On his grind since 2001 when he was self-releasing records, Dan Sartain is an exemplar of the garage rock revival movement. Starting with his first commercially available record Dan Sartain vs. The Serpientes, Sartain has always retained the swing of rockabilly while merging it with the bratty swagger of garage rock and the stomp of the blues. His albums have always been compelling and always offer quality return listens. His 2010 release Dan Sartain Lives does not stray from this formula.From beginning to end, Dan Sartain Lives is a classic garage album. From the first track, the listener knows what they will be in for: lots of guitar muscle, tons of heavy bass drum kicks, snappy lyrics, a ton of reverb, and a hell of a lot of fun.

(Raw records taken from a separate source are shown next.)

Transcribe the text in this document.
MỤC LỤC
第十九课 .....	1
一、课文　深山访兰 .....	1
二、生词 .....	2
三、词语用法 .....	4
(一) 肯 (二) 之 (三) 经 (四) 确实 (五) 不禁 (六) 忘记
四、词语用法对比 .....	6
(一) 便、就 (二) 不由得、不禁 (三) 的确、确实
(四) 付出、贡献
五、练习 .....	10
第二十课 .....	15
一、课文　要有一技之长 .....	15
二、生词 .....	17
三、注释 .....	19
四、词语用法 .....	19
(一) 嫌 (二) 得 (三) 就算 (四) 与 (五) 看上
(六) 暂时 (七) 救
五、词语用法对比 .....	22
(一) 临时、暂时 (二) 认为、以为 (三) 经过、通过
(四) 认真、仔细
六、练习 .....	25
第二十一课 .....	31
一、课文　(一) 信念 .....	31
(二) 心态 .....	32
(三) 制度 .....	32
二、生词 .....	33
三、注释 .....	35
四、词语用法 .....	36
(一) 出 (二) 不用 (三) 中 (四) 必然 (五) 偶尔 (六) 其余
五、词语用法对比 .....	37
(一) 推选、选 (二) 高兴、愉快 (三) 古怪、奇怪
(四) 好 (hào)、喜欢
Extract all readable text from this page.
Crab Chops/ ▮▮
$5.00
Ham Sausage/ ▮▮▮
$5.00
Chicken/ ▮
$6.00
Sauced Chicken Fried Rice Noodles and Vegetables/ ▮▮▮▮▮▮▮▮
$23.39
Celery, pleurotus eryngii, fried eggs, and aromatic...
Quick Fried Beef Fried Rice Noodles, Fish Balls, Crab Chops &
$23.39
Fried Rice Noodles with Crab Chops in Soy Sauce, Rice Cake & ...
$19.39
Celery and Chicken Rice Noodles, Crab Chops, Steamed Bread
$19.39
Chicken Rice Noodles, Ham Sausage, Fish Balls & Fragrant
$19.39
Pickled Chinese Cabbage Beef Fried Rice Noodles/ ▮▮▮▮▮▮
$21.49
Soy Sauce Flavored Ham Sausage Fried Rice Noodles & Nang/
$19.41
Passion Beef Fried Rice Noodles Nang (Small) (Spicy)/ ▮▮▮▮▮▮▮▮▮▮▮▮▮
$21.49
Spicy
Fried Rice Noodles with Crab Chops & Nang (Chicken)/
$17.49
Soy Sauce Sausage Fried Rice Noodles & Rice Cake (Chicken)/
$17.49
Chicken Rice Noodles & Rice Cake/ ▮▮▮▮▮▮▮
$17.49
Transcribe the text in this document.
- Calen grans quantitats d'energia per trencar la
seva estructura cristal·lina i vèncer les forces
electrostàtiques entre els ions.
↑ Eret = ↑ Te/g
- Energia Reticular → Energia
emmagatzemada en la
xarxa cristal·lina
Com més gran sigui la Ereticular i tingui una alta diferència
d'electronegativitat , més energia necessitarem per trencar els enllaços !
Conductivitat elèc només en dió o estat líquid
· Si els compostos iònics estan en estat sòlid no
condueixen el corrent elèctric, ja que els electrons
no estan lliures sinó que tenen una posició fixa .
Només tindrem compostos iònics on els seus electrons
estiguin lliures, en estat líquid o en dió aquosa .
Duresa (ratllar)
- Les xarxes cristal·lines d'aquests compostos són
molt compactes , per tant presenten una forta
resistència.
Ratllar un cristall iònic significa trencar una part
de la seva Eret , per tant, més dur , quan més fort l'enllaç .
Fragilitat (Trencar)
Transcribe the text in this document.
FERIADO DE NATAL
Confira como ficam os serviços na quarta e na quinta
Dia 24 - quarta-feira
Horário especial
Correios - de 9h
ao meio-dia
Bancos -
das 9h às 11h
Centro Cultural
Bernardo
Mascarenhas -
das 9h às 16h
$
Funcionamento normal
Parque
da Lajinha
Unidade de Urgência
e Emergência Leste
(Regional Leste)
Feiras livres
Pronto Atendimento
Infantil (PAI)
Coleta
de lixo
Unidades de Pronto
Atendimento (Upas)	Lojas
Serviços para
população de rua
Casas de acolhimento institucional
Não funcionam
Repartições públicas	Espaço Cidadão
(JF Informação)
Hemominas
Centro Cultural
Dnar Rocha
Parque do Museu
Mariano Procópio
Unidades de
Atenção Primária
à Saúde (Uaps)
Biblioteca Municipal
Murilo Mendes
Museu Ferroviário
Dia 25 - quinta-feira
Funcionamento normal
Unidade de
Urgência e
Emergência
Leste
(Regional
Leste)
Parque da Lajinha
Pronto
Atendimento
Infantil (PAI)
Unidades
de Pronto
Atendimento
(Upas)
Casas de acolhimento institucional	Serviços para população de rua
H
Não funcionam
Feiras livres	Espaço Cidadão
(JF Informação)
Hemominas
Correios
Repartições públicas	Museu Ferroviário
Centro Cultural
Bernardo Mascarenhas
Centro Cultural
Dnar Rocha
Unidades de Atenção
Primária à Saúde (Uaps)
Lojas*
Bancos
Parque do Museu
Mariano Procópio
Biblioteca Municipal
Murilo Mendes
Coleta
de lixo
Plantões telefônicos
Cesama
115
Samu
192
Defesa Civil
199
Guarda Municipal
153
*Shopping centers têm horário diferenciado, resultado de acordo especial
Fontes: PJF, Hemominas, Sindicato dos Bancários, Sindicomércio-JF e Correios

Upon first listen, I was struck by how retro the album sounded, even in comparison to his earlier work. The reason for this, I found, is that the album was produced by Liam Watson, the same man who created the same type of sound for The White Stripes. While a lot of bands cannot necessarily get away with such a retro sound, it fits Dan Sartain well. When one listens to songs like ” Bohemian Groove” or “Anything I Say,” it is impossible to imagine the songs sounding any other way. The analog warmth suits them particularly well, capturing the reverb on his guitar, the thundering bass lines, and the manic drumming. His voice has heart and soul, two things that every garage rock fan, this one included, wants out of their lead wailer.

As well, Sartain shows a surprising amount of diversity in his sound. There are straight-ahead rockers like “Walk Among The Cobras” (a continuation from the trilogy on Dan Sartain vs. The Serpientes), “Bohemian Grove,” and “Atheist Funeral.” There are slower tracks like “Ruby Carol,” which has a very country/western feeling with its sauntering bass line and acoustic strum. There’s even some surf guitar sounds with “Bad Things Will Happen.” If this weren’t all enough, Sartain seals the deal by covering “Voo Doo” from Chris Isaak’s debut Silvertone. He does an amazing job with it as Sartain made a rather slow, sensual song into a straight juke joint stomp with heavy drumming and muscular guitar. Although he’ll never win a singing contest against Isaak, Sartain’s version makes me want to dance unlike Isaak’s.

Clocking in at a perfect garage album length of 30 minutes, Dan Sartain Lives is an album that both connects itself to many different musical movements while being a part of none of them. Sartain’s sound is singular and focused. As well, although the album is short, it does not overstay its welcome at all. It ends on top. More importantly, he stayed true to his roots and didn’t attempt to cross over in pursuit of fame like The Gossip.

Even though he has been popular in the UK much like The Gossip, Dan Sartain Lives could be Sartain’s breakthrough into the consciousness of the indie population and tastemakers of America, putting him into the same category as the duo White. If Dan Sartain was dead, I want to be the first to shake his hand and welcome him back to the world of the living. I just hope he doesn’t eat my brain and keeps putting out material like this.